Debtors’ jail once stood in Jail Road
FOR the past two years the local Metro bus has been taking passengers from Liversedge to Heckmondwike via Batley on a Monday to Saturday basis.
As the bus driver takes us along White Lee Road on our left is Jail Road. A number of passengers have asked why is it called Jail Road.
I’ve now found the answer. Batley and Spen MP Mike Wood tells me a debtors’ prison once occupied Jail Road.
Out of curiosity I paid a visit to Heckmondwike Library to do some research. The jail was established soon after the passing of the first Insolvency Act in 1649.

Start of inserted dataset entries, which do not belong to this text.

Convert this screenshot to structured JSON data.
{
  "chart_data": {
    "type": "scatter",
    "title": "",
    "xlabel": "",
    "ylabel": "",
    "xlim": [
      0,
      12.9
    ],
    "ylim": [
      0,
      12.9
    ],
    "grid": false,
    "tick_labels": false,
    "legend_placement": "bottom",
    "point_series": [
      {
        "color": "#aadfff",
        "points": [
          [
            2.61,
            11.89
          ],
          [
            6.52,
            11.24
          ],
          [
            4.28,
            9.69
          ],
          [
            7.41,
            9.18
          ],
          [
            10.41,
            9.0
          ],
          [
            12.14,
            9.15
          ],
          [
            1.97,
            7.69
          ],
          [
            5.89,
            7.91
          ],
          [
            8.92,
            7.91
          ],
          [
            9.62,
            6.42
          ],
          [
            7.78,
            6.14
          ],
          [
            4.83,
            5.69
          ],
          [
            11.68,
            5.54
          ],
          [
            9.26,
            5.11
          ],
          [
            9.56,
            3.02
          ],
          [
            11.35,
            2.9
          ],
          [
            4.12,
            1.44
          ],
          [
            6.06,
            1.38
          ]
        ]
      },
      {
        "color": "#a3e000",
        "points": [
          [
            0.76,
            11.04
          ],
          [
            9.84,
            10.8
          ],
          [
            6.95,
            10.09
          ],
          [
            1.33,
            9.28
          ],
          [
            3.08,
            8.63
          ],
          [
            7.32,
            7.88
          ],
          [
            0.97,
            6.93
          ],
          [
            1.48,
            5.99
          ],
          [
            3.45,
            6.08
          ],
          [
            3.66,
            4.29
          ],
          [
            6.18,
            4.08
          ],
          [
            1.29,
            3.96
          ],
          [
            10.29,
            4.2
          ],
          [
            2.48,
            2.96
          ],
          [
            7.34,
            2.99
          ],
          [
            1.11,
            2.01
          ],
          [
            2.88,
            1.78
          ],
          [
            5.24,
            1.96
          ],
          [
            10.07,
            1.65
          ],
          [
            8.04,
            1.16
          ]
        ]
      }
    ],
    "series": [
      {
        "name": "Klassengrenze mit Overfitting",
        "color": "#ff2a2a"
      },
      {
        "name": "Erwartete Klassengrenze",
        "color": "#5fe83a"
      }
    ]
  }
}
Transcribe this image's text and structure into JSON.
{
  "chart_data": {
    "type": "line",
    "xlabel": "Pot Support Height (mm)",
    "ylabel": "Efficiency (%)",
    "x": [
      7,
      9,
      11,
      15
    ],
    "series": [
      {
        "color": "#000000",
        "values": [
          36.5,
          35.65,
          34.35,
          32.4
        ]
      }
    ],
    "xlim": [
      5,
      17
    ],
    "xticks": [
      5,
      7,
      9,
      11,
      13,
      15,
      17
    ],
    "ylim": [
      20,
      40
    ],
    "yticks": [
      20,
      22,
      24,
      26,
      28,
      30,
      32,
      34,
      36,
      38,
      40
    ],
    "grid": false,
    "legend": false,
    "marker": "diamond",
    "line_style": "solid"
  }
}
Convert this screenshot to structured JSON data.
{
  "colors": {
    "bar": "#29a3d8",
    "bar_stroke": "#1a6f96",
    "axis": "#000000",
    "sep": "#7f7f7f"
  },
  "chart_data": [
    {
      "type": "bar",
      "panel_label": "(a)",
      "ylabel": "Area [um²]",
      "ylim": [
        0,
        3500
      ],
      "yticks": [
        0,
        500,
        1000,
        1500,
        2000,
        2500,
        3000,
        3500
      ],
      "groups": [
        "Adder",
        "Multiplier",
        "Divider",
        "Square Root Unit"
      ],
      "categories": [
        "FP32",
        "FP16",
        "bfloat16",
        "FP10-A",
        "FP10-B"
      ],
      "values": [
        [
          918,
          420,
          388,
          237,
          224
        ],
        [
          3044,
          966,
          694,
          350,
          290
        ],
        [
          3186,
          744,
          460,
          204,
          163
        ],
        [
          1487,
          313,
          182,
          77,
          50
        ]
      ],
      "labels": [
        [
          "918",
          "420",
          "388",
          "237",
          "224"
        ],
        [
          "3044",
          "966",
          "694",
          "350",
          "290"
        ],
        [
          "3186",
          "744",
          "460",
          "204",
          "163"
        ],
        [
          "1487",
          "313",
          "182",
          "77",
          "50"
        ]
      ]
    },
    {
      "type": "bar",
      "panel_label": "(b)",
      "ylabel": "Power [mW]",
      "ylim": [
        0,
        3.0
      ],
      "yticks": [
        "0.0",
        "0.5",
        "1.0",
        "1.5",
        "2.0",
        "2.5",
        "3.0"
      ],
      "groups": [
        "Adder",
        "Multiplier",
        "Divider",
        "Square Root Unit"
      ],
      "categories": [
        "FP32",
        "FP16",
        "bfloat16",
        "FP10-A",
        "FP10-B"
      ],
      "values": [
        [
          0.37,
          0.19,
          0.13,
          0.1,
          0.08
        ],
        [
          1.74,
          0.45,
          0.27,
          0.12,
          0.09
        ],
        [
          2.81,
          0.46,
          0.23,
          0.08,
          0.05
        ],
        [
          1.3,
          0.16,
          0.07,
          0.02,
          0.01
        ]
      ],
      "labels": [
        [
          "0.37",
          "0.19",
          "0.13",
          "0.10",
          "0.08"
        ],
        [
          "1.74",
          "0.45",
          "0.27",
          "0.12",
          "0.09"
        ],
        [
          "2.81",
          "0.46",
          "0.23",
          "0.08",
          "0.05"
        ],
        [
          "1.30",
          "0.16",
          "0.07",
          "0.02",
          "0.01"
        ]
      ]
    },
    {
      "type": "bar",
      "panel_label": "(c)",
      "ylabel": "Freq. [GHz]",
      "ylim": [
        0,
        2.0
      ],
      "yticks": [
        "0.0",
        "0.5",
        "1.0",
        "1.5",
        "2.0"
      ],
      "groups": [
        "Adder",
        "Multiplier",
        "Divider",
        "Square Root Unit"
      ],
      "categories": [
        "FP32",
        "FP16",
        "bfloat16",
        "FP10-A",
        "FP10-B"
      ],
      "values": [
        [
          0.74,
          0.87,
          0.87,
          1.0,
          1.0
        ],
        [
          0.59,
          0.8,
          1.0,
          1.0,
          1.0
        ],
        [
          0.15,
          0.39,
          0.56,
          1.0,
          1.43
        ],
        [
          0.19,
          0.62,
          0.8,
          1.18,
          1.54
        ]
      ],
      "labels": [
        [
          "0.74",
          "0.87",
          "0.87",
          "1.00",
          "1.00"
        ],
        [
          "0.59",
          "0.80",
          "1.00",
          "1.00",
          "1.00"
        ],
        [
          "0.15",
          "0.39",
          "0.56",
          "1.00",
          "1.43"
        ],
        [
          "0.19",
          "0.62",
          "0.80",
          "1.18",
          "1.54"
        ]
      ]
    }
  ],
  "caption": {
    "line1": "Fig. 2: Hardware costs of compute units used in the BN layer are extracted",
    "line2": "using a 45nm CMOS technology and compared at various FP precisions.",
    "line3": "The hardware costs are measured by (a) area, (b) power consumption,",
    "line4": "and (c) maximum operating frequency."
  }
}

It served as a debtors’ prison for Batley and Spen for 150 years. When it closed prisoners were transported to Wakefield Prison.
The last keeper of White Lee jail was named Mayman, a native of Heckmondwike.
The ground plan of the prison was rectangular and the keepers were situated in front of the prison. Six of the jail rooms were for men and two were for women.
Prisoners were charged for their food and sleeping accommodation, and the longer they were detained the more they owed.
They could only be discharged if some person found the appropriate money.
Methodist preacher John Wesley visited the jail in 1779 and in 1780.
The history of Batley and Spen is fascinating. When I spoke at the boundary commission meeting in Leeds I highlighted its historical significance.